Kullback–Leibler divergence
KL_divergence.RdCompute the Kullback-Leibler divergence between a "true" state space model and an estimated state space model. The function only works for square systems, where the "true" model is stable and the estimate is (strictly) miniphase.
Details
The KL divergence is computed as follows. Suppose \(y_t = k(z) u_t\), with \(\mathbf{E} u_t u_t' = \Sigma\) is the true model, and let \(y_t = h(z) u_t\), with \(\mathbf{E} u_t u_t'=\Omega\) denote the estimate.

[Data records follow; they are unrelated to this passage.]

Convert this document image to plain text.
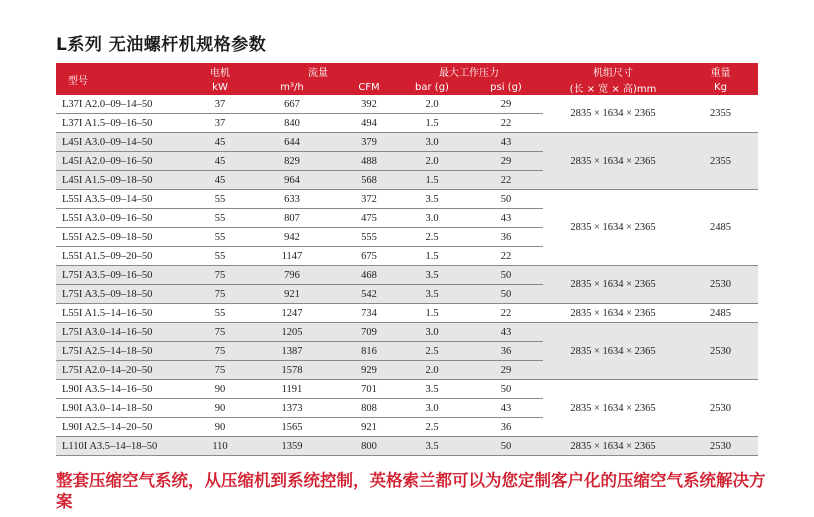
L系列 无油螺杆机规格参数
型号	电机	流量		最大工作压力		机组尺寸	重量
	kW	m³/h	CFM	bar (g)	psi (g)	(长 × 宽 × 高)mm	Kg
L37I A2.0–09–14–50	37	667	392	2.0	29	2835 × 1634 × 2365	2355
L37I A1.5–09–16–50	37	840	494	1.5	22		
L45I A3.0–09–14–50	45	644	379	3.0	43	2835 × 1634 × 2365	2355
L45I A2.0–09–16–50	45	829	488	2.0	29		
L45I A1.5–09–18–50	45	964	568	1.5	22		
L55I A3.5–09–14–50	55	633	372	3.5	50	2835 × 1634 × 2365	2485
L55I A3.0–09–16–50	55	807	475	3.0	43		
L55I A2.5–09–18–50	55	942	555	2.5	36		
L55I A1.5–09–20–50	55	1147	675	1.5	22		
L75I A3.5–09–16–50	75	796	468	3.5	50	2835 × 1634 × 2365	2530
L75I A3.5–09–18–50	75	921	542	3.5	50		
L55I A1.5–14–16–50	55	1247	734	1.5	22	2835 × 1634 × 2365	2485
L75I A3.0–14–16–50	75	1205	709	3.0	43	2835 × 1634 × 2365	2530
L75I A2.5–14–18–50	75	1387	816	2.5	36		
L75I A2.0–14–20–50	75	1578	929	2.0	29		
L90I A3.5–14–16–50	90	1191	701	3.5	50	2835 × 1634 × 2365	2530
L90I A3.0–14–18–50	90	1373	808	3.0	43		
L90I A2.5–14–20–50	90	1565	921	2.5	36		
L110I A3.5–14–18–50	110	1359	800	3.5	50	2835 × 1634 × 2365	2530
整套压缩空气系统，从压缩机到系统控制，英格索兰都可以为您定制客户化的压缩空气系统解决方案
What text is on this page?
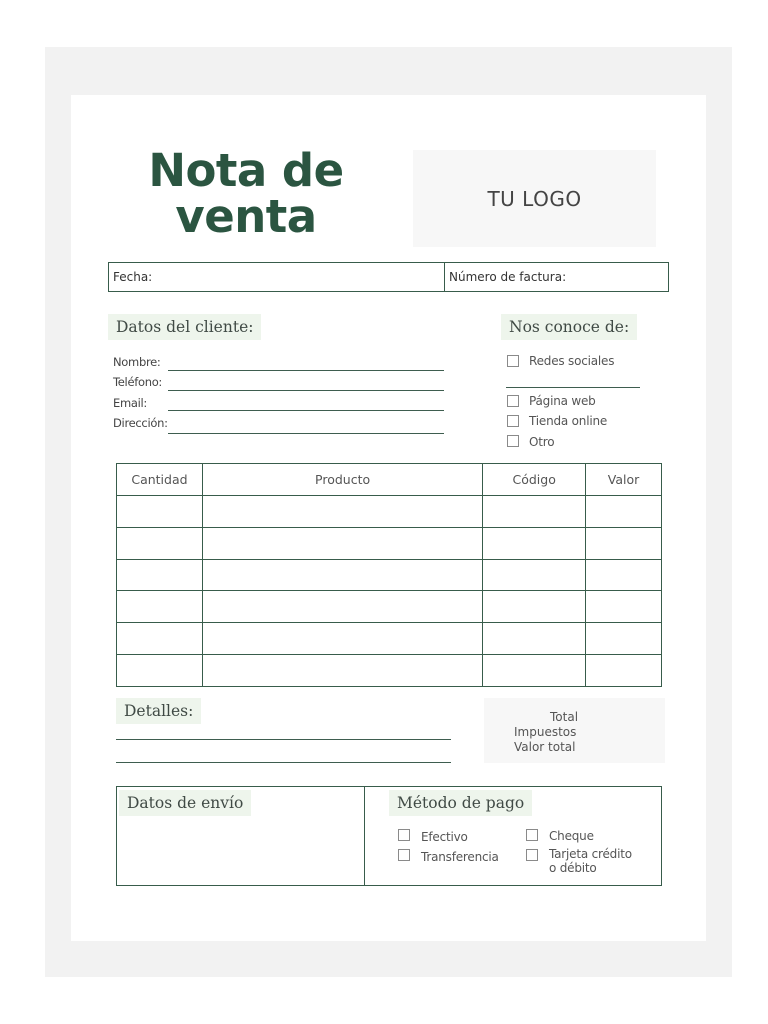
Nota de
venta	TU LOGO
Fecha:	Número de factura:
Datos del cliente:
Nombre:
Teléfono:
Email:
Dirección:
Nos conoce de:
Redes sociales
Página web
Tienda online
Otro
Cantidad	Producto	Código	Valor

Detalles:	Total
Impuestos
Valor total
Datos de envío	Método de pago
Efectivo
Transferencia
Cheque
Tarjeta crédito
o débito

W.l.o.g. we assume that the models are in innovation form, i.e. \(k(0) = h(0) = I\). The procedure computes the covariance matrix, \(\Delta = \mathbf{E} e_t e_t'\) say, of the one-step-ahead prediction errors \(e_t = h^{-1}(z) k(z) u_t\) and then the KL divergence $$ \mathrm{KL} = (1/2)(\mathrm{tr}(\Omega^{-1}\Delta) - m - \ln\det(\Omega^{-1}\Delta))) $$ Note that this procedure breaks down if the transfer function \(h^{-1}(z) k(z)\) is not stable. Therefore the true models has to be stable and the estimated model has to strictly miniphase.
Examples
# Create a true model and an estimated model
true_model = stspmod(sys = stsp(A = matrix(c(0.5, 0, 0, 0.3), 2, 2),
B = matrix(c(1, 0), 2, 1),
C = matrix(c(1, 1), 1, 2),
D = matrix(1, 1, 1)),
sigma_L = matrix(1, 1, 1))
# Create a slightly different estimated model
est_model = stspmod(sys = stsp(A = matrix(c(0.45, 0, 0, 0.35), 2, 2),
B = matrix(c(1.1, 0), 2, 1),
C = matrix(c(0.9, 1.1), 1, 2),
D = matrix(1, 1, 1)),
sigma_L = matrix(1.1, 1, 1))
# Compute KL divergence
kl = KL_divergence(true_model, est_model)
kl
#> [1] 0.008339709